Romanian Language Technology

Teodor Vuºcan, Emma Tamâianu, Sanda Cherata * SILEX - a Lexico-Morphological Software for Romanian

3. The function of lemmatization

Lemmatization represents the process by which for each word form occurring in a text its lemma and its main attributes are given. The SILEX system is designed in such a way that it is possible to find, for each lemma, all the word forms appearing in its paradigm, without having to include a separate dictionary entry for each form. Lemmatization is the process by which the reversed function is performed: given a word form, the lemma(s) in whose paradigm that form appears is determined; the attributes pertaining to the lemma(s) are also given.

Note. The paradigm of a non-inflected word contains only one word form, which coincides with the lemma.

The lemmatization process will give, for each word form, the following results:

the lemma, as the representative of the paradigm;
the lexico-grammatical class of the word (noun, adjective, verb, etc.);
the lexico-grammatical sub-class of the word, for some grammatical categories (common or proper for nouns, predicative, auxiliary or copula for verbs, etc.);
in the case of inflected words, some other attributes are given, according to the morphological class:
- for nouns and adjectives: gender, number, case;
- for verbs: mood, tense, person, number;
- for pronouns: type of pronoun, gender, number, case, person;
- for numerals: type of numeral, gender, case ( when it exists).

Note.
In the first version of SILEX, the analysis of word forms was strictly context-free. That meant that the system finds, for each occurrence of a form, all the possible morphological determinations, i. e. all the lemmas in the paradigm of which the given form appears, with all of their specific attributes.

At present, various elements of contextual analysis have already been implemented, functioning as a filter that points to the most probable lemma in the given structure.

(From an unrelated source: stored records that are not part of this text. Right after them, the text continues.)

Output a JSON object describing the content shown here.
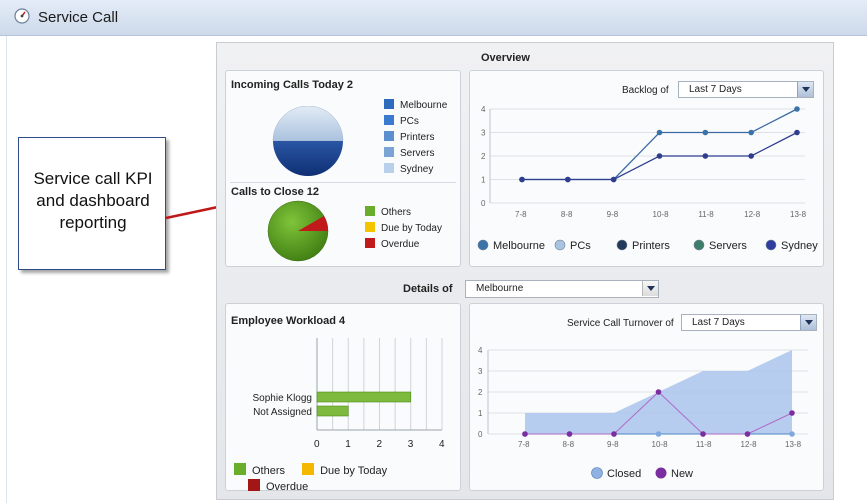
{
  "window": {
    "title": "Service Call",
    "icon": "dashboard-icon"
  },
  "callout": {
    "text": "Service call KPI and dashboard reporting"
  },
  "overview": {
    "title": "Overview",
    "incoming": {
      "title": "Incoming Calls Today 2",
      "legend": [
        {
          "label": "Melbourne",
          "color": "#2d6cbc"
        },
        {
          "label": "PCs",
          "color": "#3a7bd0"
        },
        {
          "label": "Printers",
          "color": "#5b8fd0"
        },
        {
          "label": "Servers",
          "color": "#7ba4d6"
        },
        {
          "label": "Sydney",
          "color": "#b9cfea"
        }
      ]
    },
    "close": {
      "title": "Calls to Close 12",
      "legend": [
        {
          "label": "Others",
          "color": "#6aad2b"
        },
        {
          "label": "Due by Today",
          "color": "#f5c400"
        },
        {
          "label": "Overdue",
          "color": "#c11a1a"
        }
      ]
    },
    "backlog": {
      "label": "Backlog of",
      "select_value": "Last 7 Days"
    }
  },
  "details": {
    "label": "Details of",
    "select_value": "Melbourne"
  },
  "workload": {
    "title": "Employee Workload 4",
    "legend": [
      {
        "label": "Others",
        "color": "#6aad2b"
      },
      {
        "label": "Due by Today",
        "color": "#f5b800"
      },
      {
        "label": "Overdue",
        "color": "#a31616"
      }
    ]
  },
  "turnover": {
    "label": "Service Call Turnover of",
    "select_value": "Last 7 Days"
  },
  "chart_data": [
    {
      "type": "pie",
      "title": "Incoming Calls Today 2",
      "categories": [
        "Melbourne",
        "PCs",
        "Printers",
        "Servers",
        "Sydney"
      ],
      "values": [
        1,
        0,
        0,
        0,
        1
      ]
    },
    {
      "type": "pie",
      "title": "Calls to Close 12",
      "categories": [
        "Others",
        "Due by Today",
        "Overdue"
      ],
      "values": [
        11,
        0,
        1
      ]
    },
    {
      "type": "line",
      "title": "Backlog",
      "x": [
        "7-8",
        "8-8",
        "9-8",
        "10-8",
        "11-8",
        "12-8",
        "13-8"
      ],
      "ylim": [
        0,
        4
      ],
      "yticks": [
        "0",
        "1",
        "2",
        "3",
        "4"
      ],
      "series": [
        {
          "name": "Melbourne",
          "values": [
            1,
            1,
            1,
            3,
            3,
            3,
            4
          ]
        },
        {
          "name": "Sydney",
          "values": [
            1,
            1,
            1,
            2,
            2,
            2,
            3
          ]
        }
      ],
      "legend": [
        "Melbourne",
        "PCs",
        "Printers",
        "Servers",
        "Sydney"
      ],
      "legend_colors": [
        "#3b73a8",
        "#a9c3e0",
        "#243a5a",
        "#3f7d6b",
        "#2f3d9e"
      ]
    },
    {
      "type": "bar",
      "title": "Employee Workload 4",
      "categories": [
        "Sophie Klogg",
        "Not Assigned"
      ],
      "series": [
        {
          "name": "Others",
          "values": [
            3,
            1
          ]
        }
      ],
      "xlim": [
        0,
        4
      ],
      "xticks": [
        "0",
        "1",
        "2",
        "3",
        "4"
      ]
    },
    {
      "type": "area",
      "title": "Service Call Turnover",
      "x": [
        "7-8",
        "8-8",
        "9-8",
        "10-8",
        "11-8",
        "12-8",
        "13-8"
      ],
      "ylim": [
        0,
        4
      ],
      "yticks": [
        "0",
        "1",
        "2",
        "3",
        "4"
      ],
      "series": [
        {
          "name": "Closed",
          "values": [
            0,
            0,
            0,
            0,
            0,
            0,
            0
          ]
        },
        {
          "name": "New",
          "values": [
            0,
            0,
            0,
            2,
            0,
            0,
            1
          ]
        }
      ],
      "legend": [
        "Closed",
        "New"
      ]
    }
  ]
}
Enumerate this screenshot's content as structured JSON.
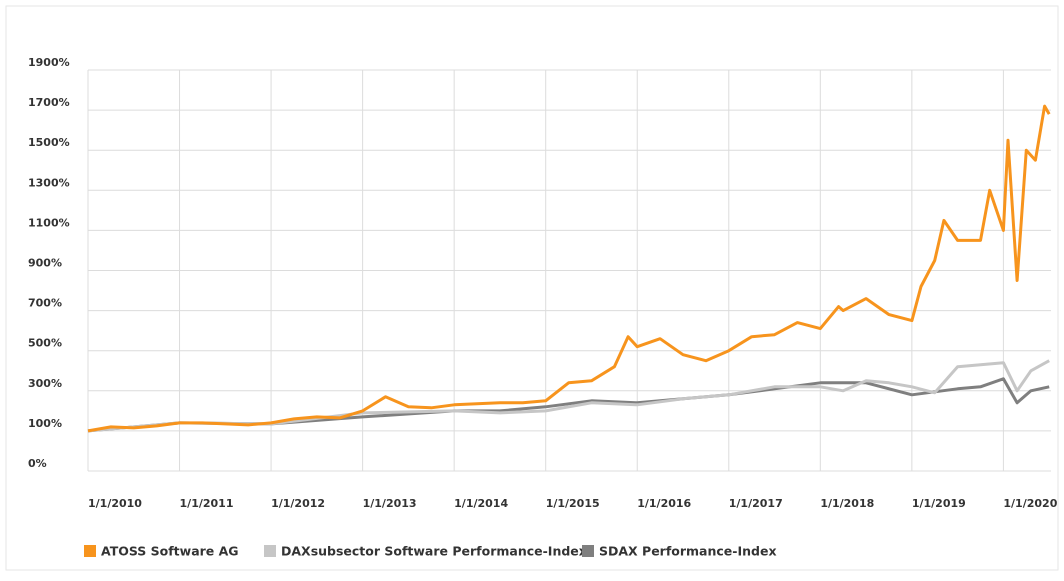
{
  "chart_data": {
    "type": "line",
    "series": [
      {
        "name": "ATOSS Software AG",
        "color": "#f7941d",
        "x": [
          2010,
          2010.25,
          2010.5,
          2010.75,
          2011,
          2011.25,
          2011.5,
          2011.75,
          2012,
          2012.25,
          2012.5,
          2012.75,
          2013,
          2013.25,
          2013.5,
          2013.75,
          2014,
          2014.25,
          2014.5,
          2014.75,
          2015,
          2015.25,
          2015.5,
          2015.75,
          2015.9,
          2016,
          2016.25,
          2016.5,
          2016.75,
          2017,
          2017.25,
          2017.5,
          2017.75,
          2018,
          2018.2,
          2018.25,
          2018.5,
          2018.75,
          2019,
          2019.1,
          2019.25,
          2019.35,
          2019.5,
          2019.75,
          2019.85,
          2020,
          2020.05,
          2020.15,
          2020.25,
          2020.35,
          2020.45,
          2020.5
        ],
        "values": [
          100,
          120,
          115,
          125,
          140,
          140,
          135,
          130,
          140,
          160,
          170,
          165,
          200,
          270,
          220,
          215,
          230,
          235,
          240,
          240,
          250,
          340,
          350,
          420,
          570,
          520,
          560,
          480,
          450,
          500,
          570,
          580,
          640,
          610,
          720,
          700,
          760,
          680,
          650,
          820,
          950,
          1150,
          1050,
          1050,
          1300,
          1100,
          1550,
          850,
          1500,
          1450,
          1720,
          1680
        ]
      },
      {
        "name": "DAXsubsector Software Performance-Index",
        "color": "#c6c6c6",
        "x": [
          2010,
          2011,
          2012,
          2013,
          2014,
          2014.5,
          2015,
          2015.5,
          2016,
          2016.5,
          2017,
          2017.5,
          2018,
          2018.25,
          2018.5,
          2018.75,
          2019,
          2019.25,
          2019.5,
          2019.75,
          2020,
          2020.15,
          2020.3,
          2020.5
        ],
        "values": [
          100,
          140,
          135,
          190,
          200,
          190,
          200,
          240,
          230,
          260,
          280,
          320,
          320,
          300,
          350,
          340,
          320,
          290,
          420,
          430,
          440,
          300,
          400,
          450
        ]
      },
      {
        "name": "SDAX Performance-Index",
        "color": "#7f7f7f",
        "x": [
          2010,
          2011,
          2012,
          2013,
          2014,
          2014.5,
          2015,
          2015.5,
          2016,
          2016.5,
          2017,
          2017.5,
          2018,
          2018.5,
          2019,
          2019.5,
          2019.75,
          2020,
          2020.15,
          2020.3,
          2020.5
        ],
        "values": [
          100,
          140,
          135,
          170,
          200,
          200,
          220,
          250,
          240,
          260,
          280,
          310,
          340,
          340,
          280,
          310,
          320,
          360,
          240,
          300,
          320
        ]
      }
    ],
    "xlim": [
      2010,
      2020.52
    ],
    "xticks": [
      {
        "value": 2010,
        "label": "1/1/2010"
      },
      {
        "value": 2011,
        "label": "1/1/2011"
      },
      {
        "value": 2012,
        "label": "1/1/2012"
      },
      {
        "value": 2013,
        "label": "1/1/2013"
      },
      {
        "value": 2014,
        "label": "1/1/2014"
      },
      {
        "value": 2015,
        "label": "1/1/2015"
      },
      {
        "value": 2016,
        "label": "1/1/2016"
      },
      {
        "value": 2017,
        "label": "1/1/2017"
      },
      {
        "value": 2018,
        "label": "1/1/2018"
      },
      {
        "value": 2019,
        "label": "1/1/2019"
      },
      {
        "value": 2020,
        "label": "1/1/2020"
      }
    ],
    "ylim": [
      0,
      1900
    ],
    "yticks": [
      {
        "value": 0,
        "label": "0%"
      },
      {
        "value": 100,
        "label": "100%"
      },
      {
        "value": 300,
        "label": "300%"
      },
      {
        "value": 500,
        "label": "500%"
      },
      {
        "value": 700,
        "label": "700%"
      },
      {
        "value": 900,
        "label": "900%"
      },
      {
        "value": 1100,
        "label": "1100%"
      },
      {
        "value": 1300,
        "label": "1300%"
      },
      {
        "value": 1500,
        "label": "1500%"
      },
      {
        "value": 1700,
        "label": "1700%"
      },
      {
        "value": 1900,
        "label": "1900%"
      }
    ],
    "grid": true
  }
}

In the lemmatization process, for each analyzed word, the system tries all the possible decompositions of the form:

word = r + t

where r corresponds to a possible root and t corresponds to a possible word ending. In the initial decomposition, t is the empty string.

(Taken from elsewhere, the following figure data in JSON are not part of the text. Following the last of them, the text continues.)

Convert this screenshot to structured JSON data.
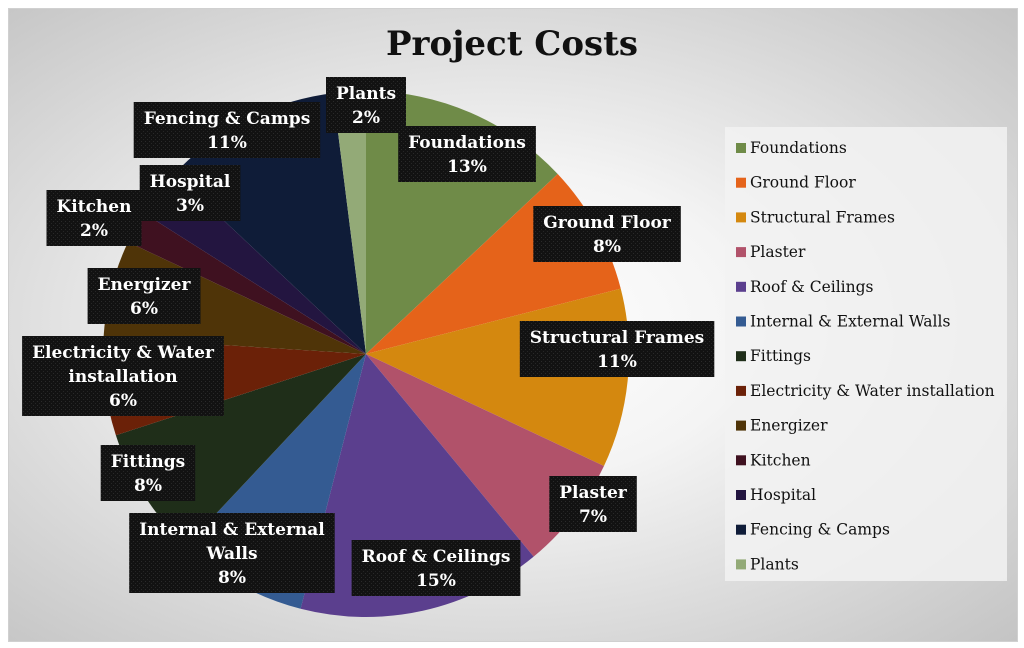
{
  "chart_data": {
    "type": "pie",
    "title": "Project Costs",
    "legend_position": "right",
    "categories": [
      "Foundations",
      "Ground Floor",
      "Structural Frames",
      "Plaster",
      "Roof & Ceilings",
      "Internal & External Walls",
      "Fittings",
      "Electricity & Water installation",
      "Energizer",
      "Kitchen",
      "Hospital",
      "Fencing & Camps",
      "Plants"
    ],
    "values": [
      13,
      8,
      11,
      7,
      15,
      8,
      8,
      6,
      6,
      2,
      3,
      11,
      2
    ],
    "colors": [
      "#6f8b48",
      "#e5631a",
      "#d4880f",
      "#b1526a",
      "#5b3f8e",
      "#345b92",
      "#1f2e19",
      "#6b2108",
      "#4f3408",
      "#3f1120",
      "#231540",
      "#0f1c38",
      "#93aa77"
    ],
    "data_labels": [
      {
        "lines": [
          "Foundations",
          "13%"
        ]
      },
      {
        "lines": [
          "Ground Floor",
          "8%"
        ]
      },
      {
        "lines": [
          "Structural Frames",
          "11%"
        ]
      },
      {
        "lines": [
          "Plaster",
          "7%"
        ]
      },
      {
        "lines": [
          "Roof & Ceilings",
          "15%"
        ]
      },
      {
        "lines": [
          "Internal & External",
          "Walls",
          "8%"
        ]
      },
      {
        "lines": [
          "Fittings",
          "8%"
        ]
      },
      {
        "lines": [
          "Electricity & Water",
          "installation",
          "6%"
        ]
      },
      {
        "lines": [
          "Energizer",
          "6%"
        ]
      },
      {
        "lines": [
          "Kitchen",
          "2%"
        ]
      },
      {
        "lines": [
          "Hospital",
          "3%"
        ]
      },
      {
        "lines": [
          "Fencing & Camps",
          "11%"
        ]
      },
      {
        "lines": [
          "Plants",
          "2%"
        ]
      }
    ]
  }
}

For each such decomposition, the system searches for a matching lemma. To this purpose, the SILEX dictionary is searched for an entry corresponding to r. If such an entry exists, the system checks if t corresponds to a word ending in the list of word endings associated to r in the dictionary. If this is the case, the lemma and its attributes are determined.

Note.
It is possible that, for a root r, two or more matching dictionary entries should be found (due to fact that the same invariant word segment may appear in the paradigm of more lemmas). That is why, for a given r, all the matching dictionary entries are analyzed. For each entry, a check on the ending t is performed. In this way, for a given decomposition, all the lemmas, in the paradigm of which the word form appears, are detected.

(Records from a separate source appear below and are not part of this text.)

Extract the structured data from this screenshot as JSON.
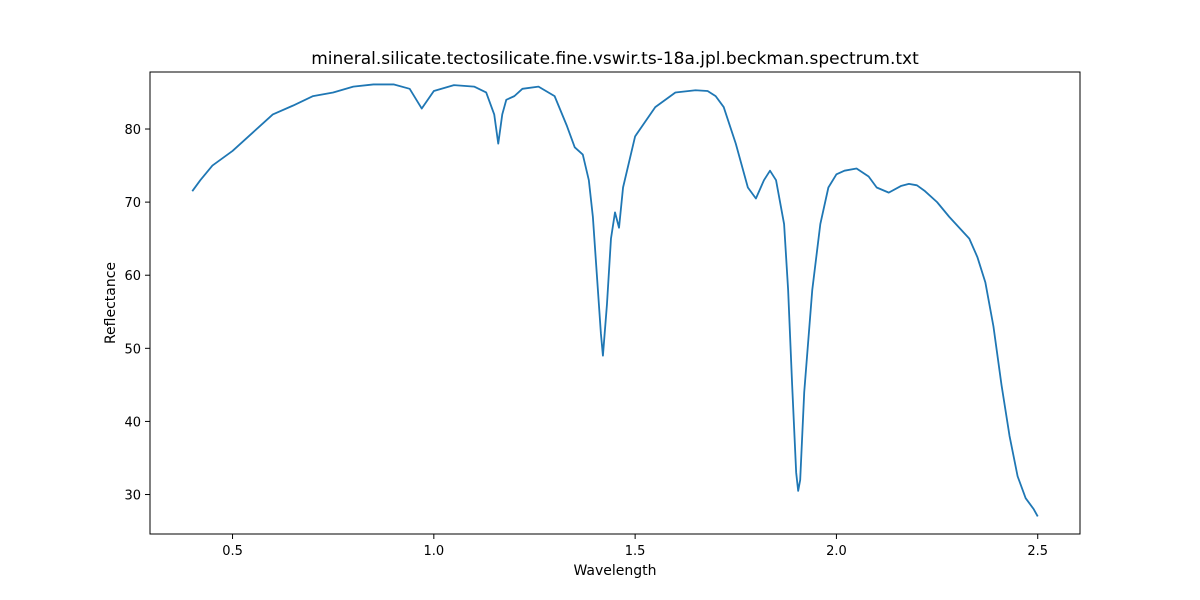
{
  "chart_data": {
    "type": "line",
    "title": "mineral.silicate.tectosilicate.fine.vswir.ts-18a.jpl.beckman.spectrum.txt",
    "xlabel": "Wavelength",
    "ylabel": "Reflectance",
    "xlim": [
      0.295,
      2.605
    ],
    "ylim": [
      24.6,
      87.8
    ],
    "xticks": [
      0.5,
      1.0,
      1.5,
      2.0,
      2.5
    ],
    "xtick_labels": [
      "0.5",
      "1.0",
      "1.5",
      "2.0",
      "2.5"
    ],
    "yticks": [
      30,
      40,
      50,
      60,
      70,
      80
    ],
    "ytick_labels": [
      "30",
      "40",
      "50",
      "60",
      "70",
      "80"
    ],
    "grid": false,
    "legend": "none",
    "series": [
      {
        "color": "#1f77b4",
        "x": [
          0.4,
          0.42,
          0.45,
          0.5,
          0.55,
          0.6,
          0.65,
          0.7,
          0.75,
          0.8,
          0.85,
          0.9,
          0.94,
          0.97,
          1.0,
          1.05,
          1.1,
          1.13,
          1.15,
          1.16,
          1.17,
          1.18,
          1.2,
          1.22,
          1.26,
          1.3,
          1.33,
          1.35,
          1.37,
          1.385,
          1.395,
          1.405,
          1.415,
          1.42,
          1.43,
          1.44,
          1.45,
          1.46,
          1.47,
          1.5,
          1.55,
          1.6,
          1.65,
          1.68,
          1.7,
          1.72,
          1.75,
          1.78,
          1.8,
          1.82,
          1.835,
          1.85,
          1.87,
          1.88,
          1.89,
          1.9,
          1.905,
          1.91,
          1.92,
          1.94,
          1.96,
          1.98,
          2.0,
          2.02,
          2.05,
          2.08,
          2.1,
          2.13,
          2.16,
          2.18,
          2.2,
          2.22,
          2.25,
          2.28,
          2.3,
          2.33,
          2.35,
          2.37,
          2.39,
          2.41,
          2.43,
          2.45,
          2.47,
          2.49,
          2.5
        ],
        "y": [
          71.5,
          73.0,
          75.0,
          77.0,
          79.5,
          82.0,
          83.2,
          84.5,
          85.0,
          85.8,
          86.1,
          86.1,
          85.5,
          82.8,
          85.2,
          86.0,
          85.8,
          85.0,
          82.0,
          78.0,
          82.0,
          84.0,
          84.5,
          85.5,
          85.8,
          84.5,
          80.5,
          77.5,
          76.5,
          73.0,
          68.0,
          60.0,
          52.0,
          49.0,
          56.0,
          65.0,
          68.6,
          66.5,
          72.0,
          79.0,
          83.0,
          85.0,
          85.3,
          85.2,
          84.5,
          83.0,
          78.0,
          72.0,
          70.5,
          73.0,
          74.3,
          73.0,
          67.0,
          58.0,
          45.0,
          33.0,
          30.5,
          32.0,
          44.0,
          58.0,
          67.0,
          72.0,
          73.8,
          74.3,
          74.6,
          73.5,
          72.0,
          71.3,
          72.2,
          72.5,
          72.3,
          71.5,
          70.0,
          68.0,
          66.8,
          65.0,
          62.5,
          59.0,
          53.0,
          45.0,
          38.0,
          32.5,
          29.5,
          28.0,
          27.0
        ]
      }
    ]
  }
}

Then the system tries another decomposition of the form:

word =r' + t'

where: r = r' + u, t' = u + t
u being the last letter of r, and r and t - the elements of the previous decomposition, and the checking process is reiterated. It is possible that more than one decomposition should be valid (in case of homographs). By this procedure, all the possible determinations are found (that is, all the lemmas, in the paradigm of which the word form appears, are identified). The decomposition process comes to an end either when r' is the empty string, or when t' does not belong to any list of word endings.

4. Paradigm generation

The process of generating the paradigm of a given lemma (inflection) represents the building of all the forms belonging to a paradigm, given its representative (the lemma) and its lexico-grammatical class. Because of the homographs, one and the same lemma may have different paradigms, belonging to the same or to different morphological classes. The distinction between two homograph lemmas belonging to different morphological classes is made by the attribute 'lexico-morphological class' attached to the lemma (and to its corresponding entry in the SILEX dictionary). The distinction between two homograph lemmas having the same morphological class is made through the list of word endings attached to the lemma in the SILEX dictionary; in the case of nouns, the distinction is also made through the gender attribute. For homograph lemmas of the same lexico-morphological class, all the paradigms are generated.

Inflection is performed as a symmetric operation to lemmatization (from the point of view of both design and implementation).